The RADA-trained performer played leading roles with the Royal Shakespeare Company with his 1965 Hamlet described as “the epitome of 1960s youth”. 

The young actor also appeared opposite Helen Mirren and Diana Rigg in the 1968 film of A Midsummer Night’s Dream.

The 1970s often saw him cast as the villain with roles in Straw Dogs (1971), The Omen (1976) and Time After Time (1979).

Sci-fi fans were familiar with his performances in Terry Gilliam’s Time Bandit’s (1981), computer movie Tron (1982) and Tim Burton’s 2001 remake of Planet of the Apes.

Warner played malicious valet Spicer Lovejoy in Titanic (1998).

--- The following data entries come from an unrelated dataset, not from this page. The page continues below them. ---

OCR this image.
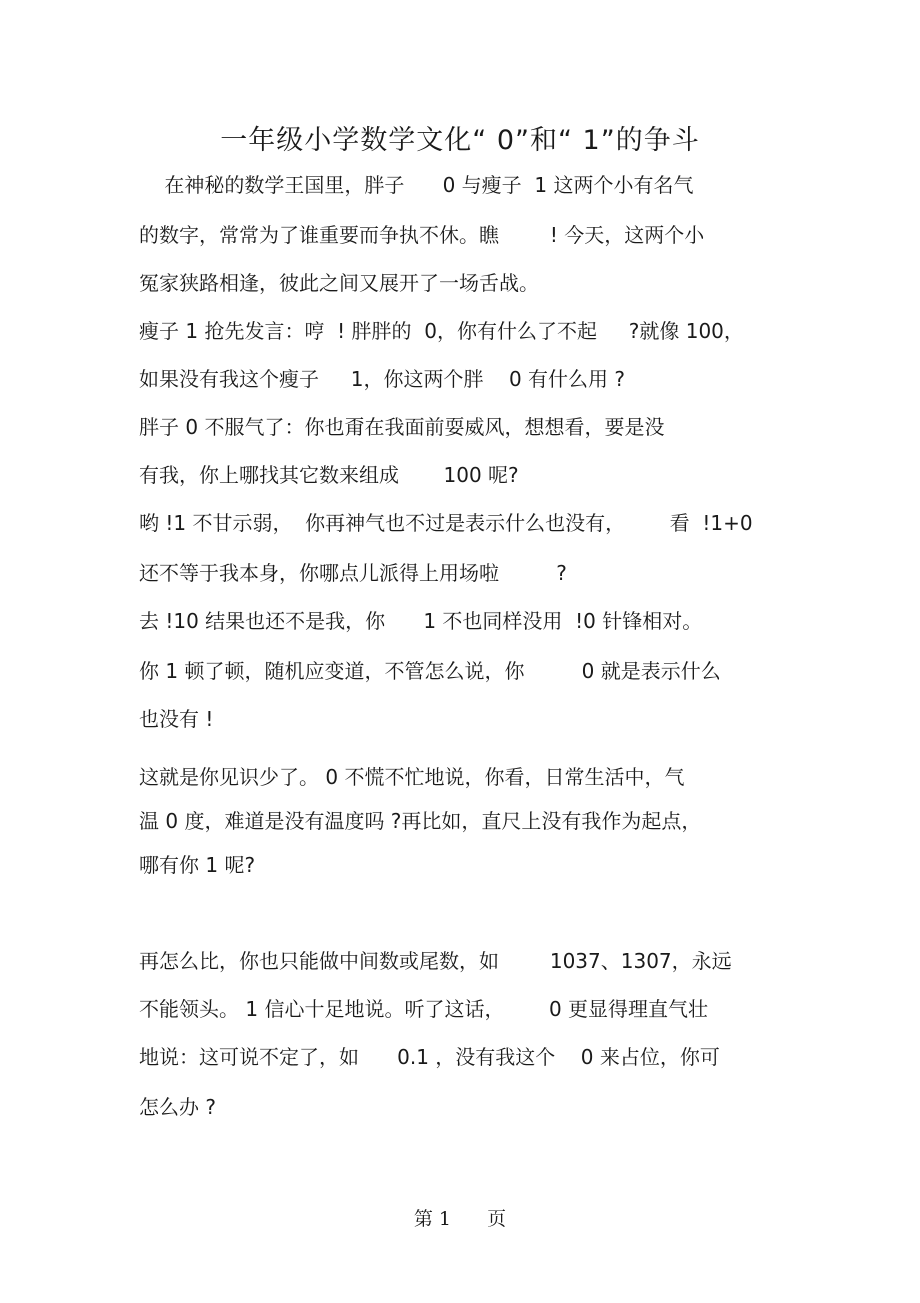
一年级小学数学文化“ 0”和“ 1”的争斗
在神秘的数学王国里，胖子      0 与瘦子  1 这两个小有名气
的数字，常常为了谁重要而争执不休。瞧        ! 今天，这两个小
冤家狭路相逢，彼此之间又展开了一场舌战。
瘦子 1 抢先发言：哼  ! 胖胖的  0，你有什么了不起     ?就像 100，
如果没有我这个瘦子     1，你这两个胖    0 有什么用 ?
胖子 0 不服气了：你也甭在我面前耍威风，想想看，要是没
有我，你上哪找其它数来组成       100 呢?
哟 !1 不甘示弱，  你再神气也不过是表示什么也没有，       看  !1+0
还不等于我本身，你哪点儿派得上用场啦         ?
去 !10 结果也还不是我，你      1 不也同样没用  !0 针锋相对。
你 1 顿了顿，随机应变道，不管怎么说，你         0 就是表示什么
也没有 !
这就是你见识少了。 0 不慌不忙地说，你看，日常生活中，气
温 0 度，难道是没有温度吗 ?再比如，直尺上没有我作为起点，
哪有你 1 呢?
再怎么比，你也只能做中间数或尾数，如        1037、1307，永远
不能领头。 1 信心十足地说。听了这话，       0 更显得理直气壮
地说：这可说不定了，如      0.1 ，没有我这个    0 来占位，你可
怎么办 ?
第 1      页
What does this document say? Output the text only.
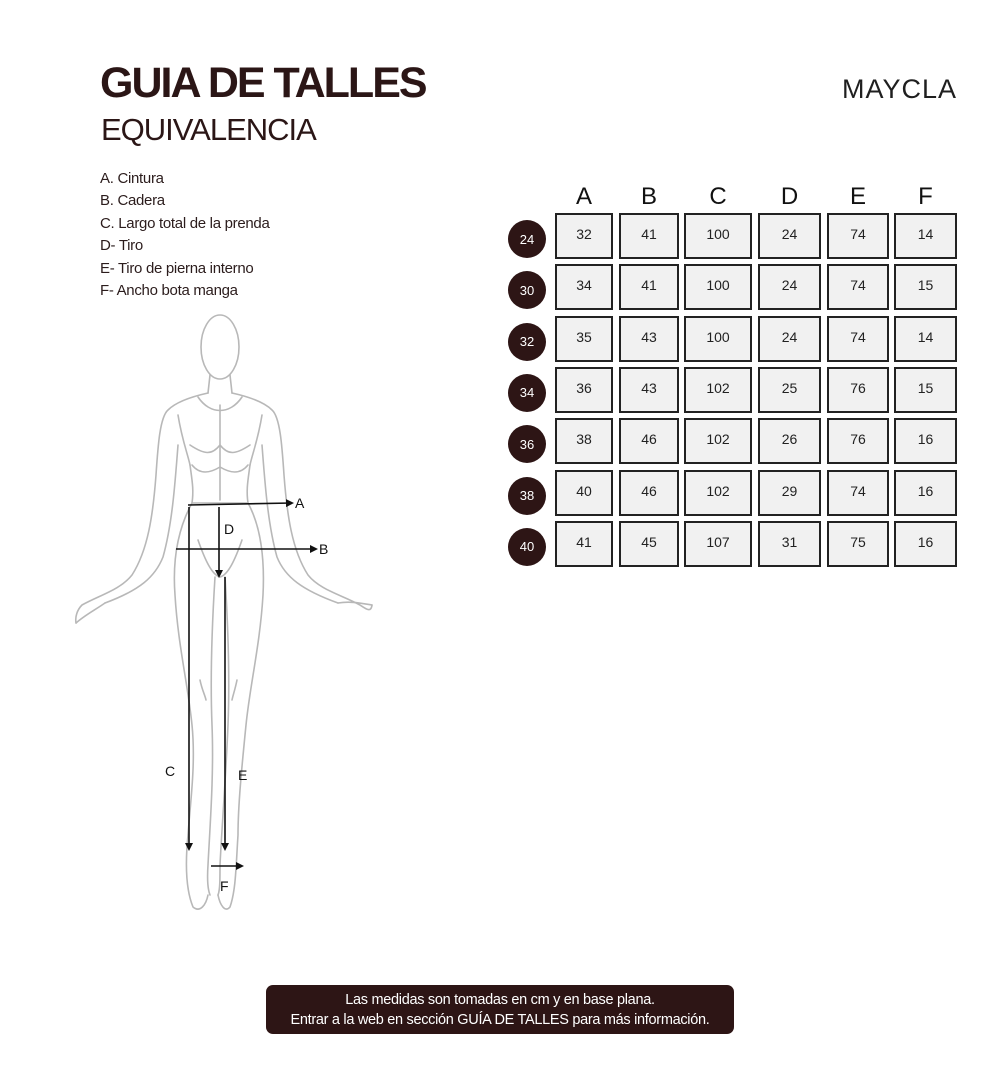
GUIA DE TALLES
EQUIVALENCIA
MAYCLA
A. Cintura
B. Cadera
C. Largo total de la prenda
D- Tiro
E- Tiro de pierna interno
F- Ancho bota manga
A
B
D
C	E
F
A	B	C	D	E	F
24	32	41	100	24	74	14
30	34	41	100	24	74	15
32	35	43	100	24	74	14
34	36	43	102	25	76	15
36	38	46	102	26	76	16
38	40	46	102	29	74	16
40	41	45	107	31	75	16
Las medidas son tomadas en cm y en base plana.
Entrar a la web en sección GUÍA DE TALLES para más información.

One of his final film roles was as retired naval officer Admiral Boom in “Mary Poppins Returns,” released in 2018.

Despite his acclaim as a stage actor, chronic stage fright led Warner to prefer film and TV work for many years.

He was nominated for a British Academy Film Award for the title role in Karel Reisz’s Swinging London tragicomedy “Morgan: A Suitable Case for Treatment,” released in 1966. He later won an Emmy for his role as Roman politician Pomponius Falco in the 1981 TV miniseries “Masada.”

Warner’s family said he died from a cancer-related illness on Sunday at Denville Hall, a retirement home for entertainers in London.